Luego Benamar se dirigió al teatro y allí tuvo una discusión con el escritor Carvilaka con motivo de un verso que este atribuía a Nisani y que el santo creía que era de Saadi, el poeta de las rosas. De pronto Carvilaka comenzó a hablar incongruencias y se alejó profiriendo expresiones y haciendo ademanes que evidenciaban su repentina locura.
La comedia que se representaba aquella tarde tuvo un gran éxito y fue acogida con frenéticos aplausos. Pero antes de que Benamar se decidiera a aplaudir, el autor de la obra cayó muerto repentinamente.
En su regreso a casa ocurrieron otros accidentes y muertes desconcertantes. Lleno de terror y congoja entró en su casa, donde lo esperaba su mujer, quien, como en muchas ocasiones lo lleno de improperios por su tardanza, pero inexplicablemente la mujer se dirigió a la ventana, arrojándose de cabeza por ella.
El corazón de Benamar no fue capaz de resistir tanta matanza incomprensible y esta dolorosa conmoción lo condujo a la muerte. Misteriosamente el asceta Maitreya murió también aquella noche. Así, los dos santos comparecieron simultáneamente a la presencia de Ormuz. El asceta pensaba: - No sentiré que traten como se merece a este impostor, cuya falsa virtud fue admirada durante tanto tiempo casi tanto como la mía, pero que al mostrarse tal como era, quedó desenmascarado al cometer en un sólo día innumerables crímenes y pecados.
Sin embargo, Ormuz sonriendo a Benamar, le dijo; - Virtuoso Benamar, hombre verdaderamente bueno y humilde servidor mío, entra en mi paraíso.
Maitreya, no pudiendo contenerse, exclamó: - Debo estar soñando. ¿Cómo es posible que admitas en tu paraíso a ese criminal?
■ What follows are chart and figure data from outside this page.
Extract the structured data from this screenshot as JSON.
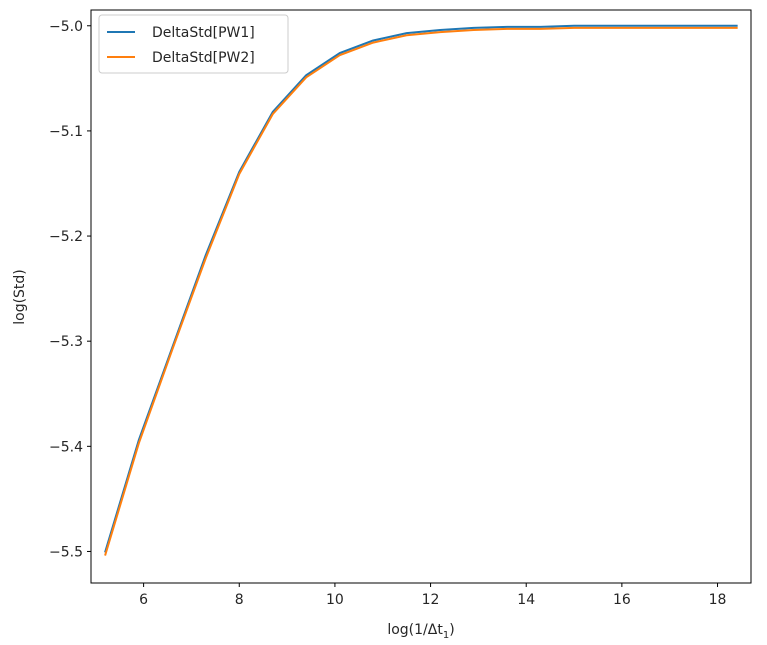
{
  "chart_data": {
    "type": "line",
    "xlabel": "log(1/Δt",
    "xlabel_sub": "1",
    "xlabel_close": ")",
    "ylabel": "log(Std)",
    "xlim": [
      4.9,
      18.7
    ],
    "ylim": [
      -5.53,
      -4.985
    ],
    "xticks": [
      6,
      8,
      10,
      12,
      14,
      16,
      18
    ],
    "xtick_labels": [
      "6",
      "8",
      "10",
      "12",
      "14",
      "16",
      "18"
    ],
    "yticks": [
      -5.0,
      -5.1,
      -5.2,
      -5.3,
      -5.4,
      -5.5
    ],
    "ytick_labels": [
      "−5.0",
      "−5.1",
      "−5.2",
      "−5.3",
      "−5.4",
      "−5.5"
    ],
    "grid": false,
    "legend_position": "upper-left",
    "x": [
      5.2,
      5.9,
      6.6,
      7.3,
      8.0,
      8.7,
      9.4,
      10.1,
      10.8,
      11.5,
      12.2,
      12.9,
      13.6,
      14.3,
      15.0,
      15.7,
      16.4,
      17.1,
      17.8,
      18.4
    ],
    "series": [
      {
        "name": "DeltaStd[PW1]",
        "color": "#1f77b4",
        "values": [
          -5.5,
          -5.394,
          -5.306,
          -5.218,
          -5.139,
          -5.082,
          -5.047,
          -5.026,
          -5.014,
          -5.007,
          -5.004,
          -5.002,
          -5.001,
          -5.001,
          -5.0,
          -5.0,
          -5.0,
          -5.0,
          -5.0,
          -5.0
        ]
      },
      {
        "name": "DeltaStd[PW2]",
        "color": "#ff7f0e",
        "values": [
          -5.503,
          -5.397,
          -5.308,
          -5.221,
          -5.141,
          -5.084,
          -5.049,
          -5.028,
          -5.016,
          -5.009,
          -5.006,
          -5.004,
          -5.003,
          -5.003,
          -5.002,
          -5.002,
          -5.002,
          -5.002,
          -5.002,
          -5.002
        ]
      }
    ]
  }
}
Entonces Ormuz, dirigiéndose a Benamar, le dijo: - Los crímenes que Maitreya te echa en cara fueron, a pesar tuyo, efecto de ese primer impulso, de ese deseo tan difícil de dominar. Se odia fatalmente lo que molesta, y fatalmente se desea el aniquilamiento de todo cuanto desagrada. La naturaleza es egoísta y el egoísmo es sinónimo de destrucción. El hombre más virtuoso empieza por ser un malvado en el fondo de su corazón, y el poder concedido a un mortal, de realizar en toda ocasión su primer deseo voluntario e impulsivo, despoblaría en muy poco tiempo al mundo. Eso es, Benamar, lo que he querido demostrar por medio de tu ejemplo. Yo juzgo a los hombres con arreglo a su segundo deseo, que es el único que de ellos depende. Sin el don misterioso que te hizo cometer tantos crímenes, habrías seguido haciendo una vida ejemplar. No debo, pues, apreciar en ti la naturaleza, sino tu voluntad, que fue buena, y que se consagró siempre a corregir tu natural y a perfeccionar mi obra. Y por eso, mi querido colaborador, te abro hoy las puertas de mi paraíso.
- En ese caso - dijo Maitreya - ¿qué recompensa me darás a mí?
- La misma que doy a Benamar - contestó Ormuz – aunque no la merezcas por completo. Fuiste un santo, pero no fuiste un hombre. Lograste sofocar en ti el primer impulso, pero si todos los hombres viviesen como tú, la humanidad se aniquilaría antes que si los hombres tuviesen el maravilloso y funesto poder que un día otorgue a mi servidor Benamar.
- Pero... - intentó argüir Maitreya.
- Para que mejor me entiendas, te diré que acojo a Benamar en mi seno porque soy justo, y te acojo a ti, Maitreya, porque soy bueno. Y con esto, he concluido.